Nor is this sort of fare the exclusive property of the political fringe. The ubiquitous talk-show host Chris Matthews pins blame for the impending war on "conservative people out there, some of them Jewish, who are very tough on foreign policy. They believe we should fight the Arabs and take them down. They believe that if we don't fight Iraq, Israel will be in danger." Matthews even thinks that Sharon is "writing [Bush's] speeches sometimes" and that Sharon's cabinet ministers are "in bed with the vice president's office and the Defense Department." Syndicated columnist Robert Novak has described the U.S conflict with Iraq as "Sharon's war," adding that national security adviser Condoleezza Rice's branding of Hezbollah as the world's most dangerous terrorist organization suggests that "the U.S. war against terrorism, accused of being Iraq-centric, actually is Israel-centric." Twice in
recent speeches, former senator Gary Hart has said that we "must not let our role in the world be dictated by Americans who too often find it hard to distinguish their loyalties to their original homelands from their loyalties to America and its national interests."

One interesting offshoot of this, though it's necessarily anecdotal, is that many Jews oppose the war precisely because it stirs up anti-Semitism. Posted by Orrin Judd at February 19, 2003 3:13 PM

The first Gulf War should have given the lie to much of the garbage that is being currently spewed.

That it has not should be worrisome for a variety of reasons.

Clearly, the "patriots" will not let up, as they are pursuing a higher agenda.

Posted by: Barry Meislin at February 20, 2003 1:19 AM


I don't think they really are--it's mostly just frustrated middle-aged white guys who don't like the way the world is headed and seek to blame someone. The Jews are always the convenient target for such anger.
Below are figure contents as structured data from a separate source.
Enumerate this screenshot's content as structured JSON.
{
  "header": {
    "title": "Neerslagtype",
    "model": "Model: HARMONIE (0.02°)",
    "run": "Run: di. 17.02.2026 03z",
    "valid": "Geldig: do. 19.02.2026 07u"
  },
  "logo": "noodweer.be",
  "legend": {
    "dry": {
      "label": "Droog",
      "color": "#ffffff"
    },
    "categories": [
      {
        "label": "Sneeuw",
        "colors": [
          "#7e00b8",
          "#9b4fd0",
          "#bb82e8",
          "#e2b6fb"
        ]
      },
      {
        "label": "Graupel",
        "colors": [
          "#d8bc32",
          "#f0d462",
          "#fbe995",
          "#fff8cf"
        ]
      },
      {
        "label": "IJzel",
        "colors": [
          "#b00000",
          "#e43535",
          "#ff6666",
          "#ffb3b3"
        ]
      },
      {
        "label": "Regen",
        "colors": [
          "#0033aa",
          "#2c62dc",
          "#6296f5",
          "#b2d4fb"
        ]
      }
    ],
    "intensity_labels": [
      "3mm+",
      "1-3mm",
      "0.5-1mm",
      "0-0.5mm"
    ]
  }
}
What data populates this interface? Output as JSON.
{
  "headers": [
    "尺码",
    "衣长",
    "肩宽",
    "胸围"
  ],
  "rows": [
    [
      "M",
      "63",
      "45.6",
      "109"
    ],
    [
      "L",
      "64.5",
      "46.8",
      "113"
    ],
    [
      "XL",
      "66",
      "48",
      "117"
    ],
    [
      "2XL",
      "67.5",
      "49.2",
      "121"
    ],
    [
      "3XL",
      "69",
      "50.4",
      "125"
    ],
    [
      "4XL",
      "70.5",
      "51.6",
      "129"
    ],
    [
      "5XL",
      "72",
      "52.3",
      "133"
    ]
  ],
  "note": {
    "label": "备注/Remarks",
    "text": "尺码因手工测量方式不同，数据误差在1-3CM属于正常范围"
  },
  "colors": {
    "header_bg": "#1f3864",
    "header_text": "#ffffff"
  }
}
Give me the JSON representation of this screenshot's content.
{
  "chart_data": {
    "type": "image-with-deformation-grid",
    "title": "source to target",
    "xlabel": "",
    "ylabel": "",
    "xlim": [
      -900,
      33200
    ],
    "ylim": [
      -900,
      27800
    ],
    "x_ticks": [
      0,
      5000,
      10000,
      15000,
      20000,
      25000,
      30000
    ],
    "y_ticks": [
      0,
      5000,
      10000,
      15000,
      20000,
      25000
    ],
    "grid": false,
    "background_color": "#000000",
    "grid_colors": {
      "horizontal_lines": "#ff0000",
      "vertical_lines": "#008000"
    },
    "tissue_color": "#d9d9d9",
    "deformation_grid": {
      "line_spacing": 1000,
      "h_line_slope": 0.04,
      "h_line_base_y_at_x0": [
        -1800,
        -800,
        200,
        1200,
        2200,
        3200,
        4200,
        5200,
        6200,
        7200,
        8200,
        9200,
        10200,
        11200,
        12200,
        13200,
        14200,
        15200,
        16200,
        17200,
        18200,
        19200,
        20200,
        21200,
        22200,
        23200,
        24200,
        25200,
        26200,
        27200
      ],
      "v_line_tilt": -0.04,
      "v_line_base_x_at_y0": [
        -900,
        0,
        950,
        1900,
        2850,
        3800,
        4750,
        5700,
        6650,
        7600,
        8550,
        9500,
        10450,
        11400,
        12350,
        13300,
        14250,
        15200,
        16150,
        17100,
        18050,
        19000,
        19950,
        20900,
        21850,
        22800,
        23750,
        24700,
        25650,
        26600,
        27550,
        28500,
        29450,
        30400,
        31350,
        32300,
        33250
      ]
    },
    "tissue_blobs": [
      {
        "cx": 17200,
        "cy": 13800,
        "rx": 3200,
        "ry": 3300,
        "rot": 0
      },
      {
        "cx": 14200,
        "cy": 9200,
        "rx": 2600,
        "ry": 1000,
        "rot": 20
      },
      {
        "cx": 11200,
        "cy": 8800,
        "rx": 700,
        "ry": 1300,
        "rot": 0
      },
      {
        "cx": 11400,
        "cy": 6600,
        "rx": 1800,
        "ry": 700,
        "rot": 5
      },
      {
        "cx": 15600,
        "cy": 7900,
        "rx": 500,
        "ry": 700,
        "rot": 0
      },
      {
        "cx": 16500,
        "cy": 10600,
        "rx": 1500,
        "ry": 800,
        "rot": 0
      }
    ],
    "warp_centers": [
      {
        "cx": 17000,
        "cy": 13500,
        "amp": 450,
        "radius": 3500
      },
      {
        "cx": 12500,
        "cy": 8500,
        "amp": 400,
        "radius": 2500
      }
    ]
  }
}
Posted by: oj at February 20, 2003 9:01 AM

Is Hizballah really dangerous to anybody except Israel?

Fill me in.

Posted by: M Ali Choudhury at February 20, 2003 9:10 AM

Ali, there's about 300 hundred American dead in Beirut in 1983-84;

plus about 50 Argentines in 1992-

1994; that say different.

Posted by: narciso at February 20, 2003 10:56 AM


Sorry, I don't agree with that. I believe the thing is a lot more insidious and a lot more prevalent than you think, to the point where people's perceptions are "thrown off balance" by the sheer onslaught, and policy has to be seen to be "balanced" rather than correct. It may depend on the area/country as well; and in some places there may even be a backlash, given the nature of the stuff, I suppose. Nonetheless, I would hope you're right and I'm wrong....

As far as Hizbullah goes, they present a risk to the people of Lebanon and Syria if they attack Israel or persist in the threat. If they do decide to attack, they had better make sure it's a debilitating blow.